Penolong yang lain, yaitu kepsek dan guru-guru, hanya eksis selama jam sekolah. Di luar area sekolah adalah rimba yang ganas untuk Tari. Apalagi setelah Angga memilih mundur.
“Tapi gue gak janji dalam waktu dekat ya. Gue pikirin dulu caranya yang gak bikin Tari curiga,” ujar Fio pelan.
“Iya, gue ngerti. Tapi jangan lama-lama.”
“He-eh.”
“Oke, gue tunggu kalo gitu. Thanks, Fi.”
Pembicaraan berakhir. Fio menghela naps lalu garuk-garuk kepala.
“Pusing deh gue,” desisnya.
Fio semakin pusing karena kemudian, setiap tiga panggilannya gak diangkat oleh Tari, Ata akan langsung mengontaknya. Dan kalimat yang langsung terdengar adalah…
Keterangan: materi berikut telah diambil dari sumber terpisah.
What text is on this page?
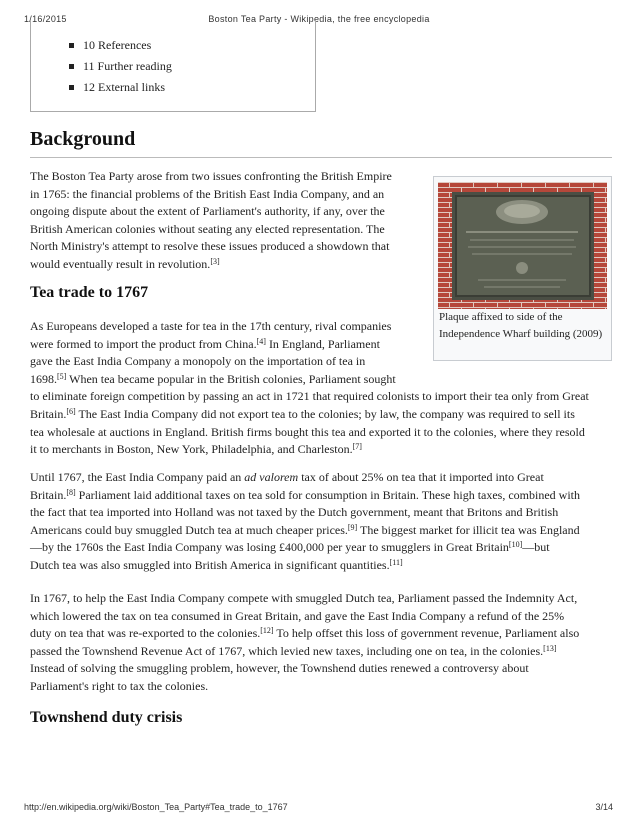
1/16/2015	Boston Tea Party - Wikipedia, the free encyclopedia
10 References
11 Further reading
12 External links
Background
The Boston Tea Party arose from two issues confronting the British Empire
in 1765: the financial problems of the British East India Company, and an
ongoing dispute about the extent of Parliament's authority, if any, over the
British American colonies without seating any elected representation. The
North Ministry's attempt to resolve these issues produced a showdown that
would eventually result in revolution.[3]
Plaque affixed to side of the Independence Wharf building (2009)
Tea trade to 1767
As Europeans developed a taste for tea in the 17th century, rival companies
were formed to import the product from China.[4] In England, Parliament
gave the East India Company a monopoly on the importation of tea in
1698.[5] When tea became popular in the British colonies, Parliament sought
to eliminate foreign competition by passing an act in 1721 that required colonists to import their tea only from Great
Britain.[6] The East India Company did not export tea to the colonies; by law, the company was required to sell its
tea wholesale at auctions in England. British firms bought this tea and exported it to the colonies, where they resold
it to merchants in Boston, New York, Philadelphia, and Charleston.[7]
Until 1767, the East India Company paid an ad valorem tax of about 25% on tea that it imported into Great
Britain.[8] Parliament laid additional taxes on tea sold for consumption in Britain. These high taxes, combined with
the fact that tea imported into Holland was not taxed by the Dutch government, meant that Britons and British
Americans could buy smuggled Dutch tea at much cheaper prices.[9] The biggest market for illicit tea was England
—by the 1760s the East India Company was losing £400,000 per year to smugglers in Great Britain[10]—but
Dutch tea was also smuggled into British America in significant quantities.[11]
In 1767, to help the East India Company compete with smuggled Dutch tea, Parliament passed the Indemnity Act,
which lowered the tax on tea consumed in Great Britain, and gave the East India Company a refund of the 25%
duty on tea that was re-exported to the colonies.[12] To help offset this loss of government revenue, Parliament also
passed the Townshend Revenue Act of 1767, which levied new taxes, including one on tea, in the colonies.[13]
Instead of solving the smuggling problem, however, the Townshend duties renewed a controversy about
Parliament's right to tax the colonies.
Townshend duty crisis
http://en.wikipedia.org/wiki/Boston_Tea_Party#Tea_trade_to_1767	3/14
“Tari lagi ngapain sih, Fi? Masuk, kan?”
Bete banget gak sih? Apalagi kalau objek pertanyaannya ada pas di depan muka. Dan jeda waktu yang tidak sampai lima detik antara berakhirnya bunyi ringtone ponsel Tari dengan ringtone ponsel Fio yang ganti berbunyi membuat Tari tahu Ata memindahkan target kontaknya. Tari Cuma nyengir setiap kali Fio kemudian meraih ponselnya itu sambil memandanginya dengan tatapan kesal.
***
Belum lagi Fio berhasil mencari cara untuk membantu Ata memperbaiki hubungannya dengan Tari, hari-hari kacau keburu datang. Muncul mendadak seperti badai padang pasir. Rentetan peristiwa tak terduga terjadi dan berlalu, tanpa terprediksi. Memaksa Tari berlari dari yang satu dan mencari perlindungan pada yang lainnya.